The fact that your NDA does not cover the contract specifically is a mere detail. The fact that you have an NDA means that you and the client both understand that there are competitive and proprietary information to be protected. Given that the client understands that they've committed a serious ethical breach, you ought to negotiate a contract value credit to be agreed upon by you and your client, i.e., treat the bids of those that got the information as if they were, say, 5% higher, and use that as the selection criteria. I think that you can come to some value above which it's unlikely to be due solely to trying to undercut your known bid, i.e., if their bids are, say, 7.5% lower, then we assume that their bid rate was lower to begin with and was not necessarily trying to solely undercut your bid

TTFN (ta ta for now)
I can do absolutely anything. I'm an expert! faq731-376 forum1529
 
Firstly, if you want me to sign an NDA that means that I cannot sign it without going to ask the big boys with shiny trousers. In practice that means if you ask me to sign an NDA for a normal commercial transaction, I won't bother.

Secondly "Not to be trite, but clients who negotiate just to get the lowest price, just get the lowest price.". Oddly enough that is exactly how many bids work in the real world. If I write a spec and a contract, then if I don't take the lowest price then either the spec or the contract was wrong.





Cheers

Greg Locock


New here? Try reading these, they might help FAQ731-376
 
Greg, most states forbid price shopping for engineering services, at least for government work. You pick the provider based on qualifications, then negotiate a price. It's not a bid situation.
I'm not saying price never enters into it, but it is not intended to be the primary input.
 
 http://www.bels.alabama.gov/pdf/forms/Quality%20Based%20Selection%20of%20Engineering%20and%20Surveying%20Services.pdf
Thank you for the replies. This discussion is certainly circling the issues if not solving them.

A few more observations:

I do not feel the customer was price shopping in this case. It was simply careless communication and the price effect will be more acute at other sites where we meet the same competitors.

I have over 30 years operations and maintenance experience in this work and when employed for one aspect, the customer will often benefit from some unspoken previous experience. That has been very valuable for operations when we can diagnose what caused a problem, that may not be apparent to the novice. But now the fellows we are working for tend to be novices themselves and to write this into an engineering specification is almost impossible. So when they compare services they are overlooking the system of organization that our firm provides, and the consistency given by a proprietor compared to rotating staff.

I may be that no clear cut solution exists.

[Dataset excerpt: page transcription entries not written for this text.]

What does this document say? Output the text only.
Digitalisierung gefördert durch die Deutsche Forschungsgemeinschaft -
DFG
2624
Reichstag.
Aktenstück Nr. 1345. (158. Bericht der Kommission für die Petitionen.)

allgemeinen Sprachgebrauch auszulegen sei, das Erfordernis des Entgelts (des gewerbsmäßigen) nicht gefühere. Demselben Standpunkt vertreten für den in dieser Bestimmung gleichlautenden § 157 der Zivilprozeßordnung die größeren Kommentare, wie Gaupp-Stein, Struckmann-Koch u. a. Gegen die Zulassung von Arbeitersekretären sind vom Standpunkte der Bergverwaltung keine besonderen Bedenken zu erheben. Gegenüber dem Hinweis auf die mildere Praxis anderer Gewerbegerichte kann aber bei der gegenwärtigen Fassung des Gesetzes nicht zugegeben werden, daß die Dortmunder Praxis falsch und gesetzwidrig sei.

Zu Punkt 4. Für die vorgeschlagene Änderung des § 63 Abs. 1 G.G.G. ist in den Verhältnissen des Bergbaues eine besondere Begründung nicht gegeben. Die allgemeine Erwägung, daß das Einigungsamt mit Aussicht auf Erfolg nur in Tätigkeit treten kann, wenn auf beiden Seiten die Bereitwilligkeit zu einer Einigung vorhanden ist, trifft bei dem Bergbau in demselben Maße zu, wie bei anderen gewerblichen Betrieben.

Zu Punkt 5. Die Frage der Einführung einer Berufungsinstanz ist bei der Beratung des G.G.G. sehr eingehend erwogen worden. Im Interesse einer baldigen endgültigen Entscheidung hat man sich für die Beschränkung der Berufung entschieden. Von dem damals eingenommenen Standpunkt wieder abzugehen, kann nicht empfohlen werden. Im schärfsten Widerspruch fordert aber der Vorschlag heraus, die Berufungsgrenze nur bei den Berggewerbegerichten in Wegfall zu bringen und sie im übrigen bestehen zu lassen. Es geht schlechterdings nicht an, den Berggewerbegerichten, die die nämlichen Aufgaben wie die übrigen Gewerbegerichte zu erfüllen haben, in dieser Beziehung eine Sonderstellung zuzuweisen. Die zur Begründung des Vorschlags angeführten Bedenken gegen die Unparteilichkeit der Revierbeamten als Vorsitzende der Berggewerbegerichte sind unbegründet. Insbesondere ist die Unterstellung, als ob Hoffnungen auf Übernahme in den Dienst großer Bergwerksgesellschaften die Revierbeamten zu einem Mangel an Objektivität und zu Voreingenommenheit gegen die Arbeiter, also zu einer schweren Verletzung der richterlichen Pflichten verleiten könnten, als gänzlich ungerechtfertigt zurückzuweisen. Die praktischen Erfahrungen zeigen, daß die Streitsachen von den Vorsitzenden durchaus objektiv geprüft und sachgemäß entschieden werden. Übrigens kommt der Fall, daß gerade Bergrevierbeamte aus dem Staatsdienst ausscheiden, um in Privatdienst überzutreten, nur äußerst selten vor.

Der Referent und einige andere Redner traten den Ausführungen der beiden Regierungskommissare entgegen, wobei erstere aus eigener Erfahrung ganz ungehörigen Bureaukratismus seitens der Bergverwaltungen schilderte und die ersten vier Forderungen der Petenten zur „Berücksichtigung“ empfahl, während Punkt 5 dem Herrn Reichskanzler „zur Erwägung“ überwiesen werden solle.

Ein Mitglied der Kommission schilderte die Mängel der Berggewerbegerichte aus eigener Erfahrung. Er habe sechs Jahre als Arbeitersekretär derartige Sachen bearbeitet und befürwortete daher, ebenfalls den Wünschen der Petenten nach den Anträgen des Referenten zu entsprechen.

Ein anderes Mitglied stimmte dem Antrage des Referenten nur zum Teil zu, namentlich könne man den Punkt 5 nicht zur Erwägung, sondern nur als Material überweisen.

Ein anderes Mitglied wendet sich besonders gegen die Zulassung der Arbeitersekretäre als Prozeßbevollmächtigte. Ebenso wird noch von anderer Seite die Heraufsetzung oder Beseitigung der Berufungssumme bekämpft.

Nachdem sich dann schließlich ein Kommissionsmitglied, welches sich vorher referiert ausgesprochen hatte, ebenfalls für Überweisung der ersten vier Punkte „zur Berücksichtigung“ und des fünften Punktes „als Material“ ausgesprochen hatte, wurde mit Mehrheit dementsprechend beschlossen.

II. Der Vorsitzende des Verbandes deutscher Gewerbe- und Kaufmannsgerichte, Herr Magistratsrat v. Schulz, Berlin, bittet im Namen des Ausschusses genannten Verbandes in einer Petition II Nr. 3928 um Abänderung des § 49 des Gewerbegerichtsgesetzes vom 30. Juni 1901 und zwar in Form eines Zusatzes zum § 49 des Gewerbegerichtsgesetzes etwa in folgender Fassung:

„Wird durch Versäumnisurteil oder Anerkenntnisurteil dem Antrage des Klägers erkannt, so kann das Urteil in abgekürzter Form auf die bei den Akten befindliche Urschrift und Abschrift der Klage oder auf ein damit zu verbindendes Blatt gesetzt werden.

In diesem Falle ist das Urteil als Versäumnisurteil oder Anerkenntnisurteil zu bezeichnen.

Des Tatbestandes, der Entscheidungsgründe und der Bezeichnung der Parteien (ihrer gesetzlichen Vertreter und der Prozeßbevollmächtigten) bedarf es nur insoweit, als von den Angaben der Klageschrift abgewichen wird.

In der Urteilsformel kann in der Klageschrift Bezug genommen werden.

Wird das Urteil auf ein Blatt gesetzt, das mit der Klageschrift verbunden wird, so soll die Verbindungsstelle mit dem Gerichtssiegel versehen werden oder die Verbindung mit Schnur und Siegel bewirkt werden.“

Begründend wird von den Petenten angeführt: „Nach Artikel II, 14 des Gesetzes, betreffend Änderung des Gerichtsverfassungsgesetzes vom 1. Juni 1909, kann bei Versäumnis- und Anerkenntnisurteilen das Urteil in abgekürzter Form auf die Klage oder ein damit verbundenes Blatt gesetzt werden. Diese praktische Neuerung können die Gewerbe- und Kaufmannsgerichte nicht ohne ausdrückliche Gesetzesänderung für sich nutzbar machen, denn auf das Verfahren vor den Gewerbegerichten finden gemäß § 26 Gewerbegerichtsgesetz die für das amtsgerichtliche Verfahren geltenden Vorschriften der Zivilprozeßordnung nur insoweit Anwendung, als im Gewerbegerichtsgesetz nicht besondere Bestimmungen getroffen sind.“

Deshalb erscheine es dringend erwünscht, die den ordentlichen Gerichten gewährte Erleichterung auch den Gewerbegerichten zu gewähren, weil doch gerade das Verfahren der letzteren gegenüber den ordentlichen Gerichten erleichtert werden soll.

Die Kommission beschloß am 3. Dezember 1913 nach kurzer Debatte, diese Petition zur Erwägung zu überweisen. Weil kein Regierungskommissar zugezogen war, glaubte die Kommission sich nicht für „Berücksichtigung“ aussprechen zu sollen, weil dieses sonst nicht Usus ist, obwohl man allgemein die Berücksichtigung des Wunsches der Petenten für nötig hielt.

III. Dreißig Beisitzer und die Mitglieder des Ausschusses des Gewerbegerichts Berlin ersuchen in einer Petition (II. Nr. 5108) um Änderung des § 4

I could perhaps seek opportunity to sit down and chat with higher level managers that would appreciate the large cost savings of avoiding shutdowns, but of course they hear that from everyone; and the technical folks this is delegated to are not paying attention.
 
I suggest contacting the staff individuals' personally and telling them that you do not normally share proprietary economic data with your competitors and would appreciate their help in keeping it confidential. It sounds like an honest mistake, as harmful as it is.

The quality of your response will reflect some of the intangible benefits of selecting your firm beyond mere cost.

I used to count sand. Now I don't count at all.
 
Two things that defense contracting has grappled with are cost realism and life-cycle cost. These are both what experienced and established companies ostensibly bring to the table.

TTFN (ta ta for now)
I can do absolutely anything. I'm an expert! faq731-376 forum1529
 
"I could perhaps seek opportunity to sit down and chat with higher level managers that would appreciate the large cost savings of avoiding shutdowns, but of course they hear that from everyone; and the technical folks this is delegated to are not paying attention."

I think that is your answer also. And also the problem if they are not paying attention.
Why do people pay attention to their doctor but not their engineer?